Women have also been faced with tensions related to gender equality, of course, not the least of which is the often frustrating pace of change as men resisted their losses of privilege and exceptionalism. From my experience the transitions have often simply been confusing. With no particular models or guideposts about how to accommodate and adjust to the transition of gender roles, the demands and expectations of a change of behavior and speech felt like shifting sand under my feet. But I am clear now that I have been part of this extremely important evolution of cultural norms that now give me such deep satisfaction to see our sons so involved in the daily lives of their children, and I am very pleased that all our grandchildren, both boys and girls, are now far less burdened by the constraints of gender inequality.
But for a moment of reality as well…The shift to gender equality is far from over, of course. Many of my male brothers across the country continue to mightily and violently resist the shift. White males especially have traditionally benefited from the privileges of simply being male, and the movement toward inclusiveness and social ascendancy of not only women but people of color, immigrants, and LGBTQ people, among others, presents a threatening loss of power and privilege that is painful to observe (at least for me as I attempt to empathically understand their anger) and politically dangerous. Simultaneously our culture is caught between a threatening dynamic tension that is both happening too slowly and not fast enough.
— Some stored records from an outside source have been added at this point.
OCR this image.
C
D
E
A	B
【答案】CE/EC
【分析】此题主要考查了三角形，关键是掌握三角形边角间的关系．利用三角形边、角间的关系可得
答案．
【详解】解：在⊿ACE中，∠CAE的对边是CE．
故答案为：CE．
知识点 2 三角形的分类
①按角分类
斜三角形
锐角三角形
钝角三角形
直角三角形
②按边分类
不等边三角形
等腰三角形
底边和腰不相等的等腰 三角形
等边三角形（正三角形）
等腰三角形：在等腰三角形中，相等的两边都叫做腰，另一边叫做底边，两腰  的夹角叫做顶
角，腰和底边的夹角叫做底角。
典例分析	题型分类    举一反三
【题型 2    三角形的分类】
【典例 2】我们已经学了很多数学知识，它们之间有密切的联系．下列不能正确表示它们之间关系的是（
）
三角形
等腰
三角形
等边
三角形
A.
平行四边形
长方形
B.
Which brings me back to my thoughts about manhood. It seems to me that our understanding about gender at birth is a biological, God-given reality, but how we go about defining, naming and thinking about gender and manhood is a linguistic and social construct. There are many ways to define manhood that transcend and transform the one I grew up with. Over the last fifty years or more of my life I have been creating and recreating my understanding of manhood for myself and for my children and the coming generations. The process has led me to appreciate the liberation of becoming a “sensitive male,” less authoritarian, less worried about the power of simply being a male and instead exploring, growing and nurturing my power to create a world informed by, and responsive to, a commitment to the practice of nonviolence. I can think of few things demanding the male virtues of courage and protection of loved ones greater than the practice of nonviolent, sacrificial love and life-affirming service to family and community.
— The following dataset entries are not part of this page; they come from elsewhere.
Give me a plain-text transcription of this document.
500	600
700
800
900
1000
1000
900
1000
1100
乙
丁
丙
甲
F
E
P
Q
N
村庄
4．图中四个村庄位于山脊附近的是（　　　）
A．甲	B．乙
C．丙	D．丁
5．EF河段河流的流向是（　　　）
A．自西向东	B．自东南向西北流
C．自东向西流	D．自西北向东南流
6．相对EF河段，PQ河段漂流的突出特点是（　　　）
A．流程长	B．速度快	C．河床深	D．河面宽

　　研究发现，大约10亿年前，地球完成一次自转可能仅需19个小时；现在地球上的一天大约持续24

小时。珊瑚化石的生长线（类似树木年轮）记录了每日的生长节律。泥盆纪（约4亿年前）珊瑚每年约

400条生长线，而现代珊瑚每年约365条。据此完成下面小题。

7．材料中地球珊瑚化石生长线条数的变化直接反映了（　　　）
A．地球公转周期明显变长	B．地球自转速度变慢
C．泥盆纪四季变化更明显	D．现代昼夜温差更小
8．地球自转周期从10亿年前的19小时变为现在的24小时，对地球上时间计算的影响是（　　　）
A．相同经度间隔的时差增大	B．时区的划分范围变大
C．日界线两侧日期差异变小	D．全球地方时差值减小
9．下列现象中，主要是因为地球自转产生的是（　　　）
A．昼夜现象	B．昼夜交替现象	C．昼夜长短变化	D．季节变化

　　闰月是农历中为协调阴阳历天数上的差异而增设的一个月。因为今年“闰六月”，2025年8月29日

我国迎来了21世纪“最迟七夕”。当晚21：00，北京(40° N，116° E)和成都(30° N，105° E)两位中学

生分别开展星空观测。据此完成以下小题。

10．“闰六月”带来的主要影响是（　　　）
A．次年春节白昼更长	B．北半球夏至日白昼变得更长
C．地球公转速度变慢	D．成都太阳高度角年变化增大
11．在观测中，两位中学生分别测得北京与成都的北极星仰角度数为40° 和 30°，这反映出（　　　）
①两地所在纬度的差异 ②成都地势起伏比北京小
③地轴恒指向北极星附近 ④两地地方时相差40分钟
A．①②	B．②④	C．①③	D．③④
I believe our angry and besieged white brothers actually already have the capacity for that kind of commitment for love and protection that is presently misdirected into frustrated expressions of rage and violence. But as we continue to envision and create models of manhood that are committed to equality, nurturance, nonviolence and inclusiveness, we are part of generating a new, hopeful model of manhood that will lead to a more peaceful world. Blessed be!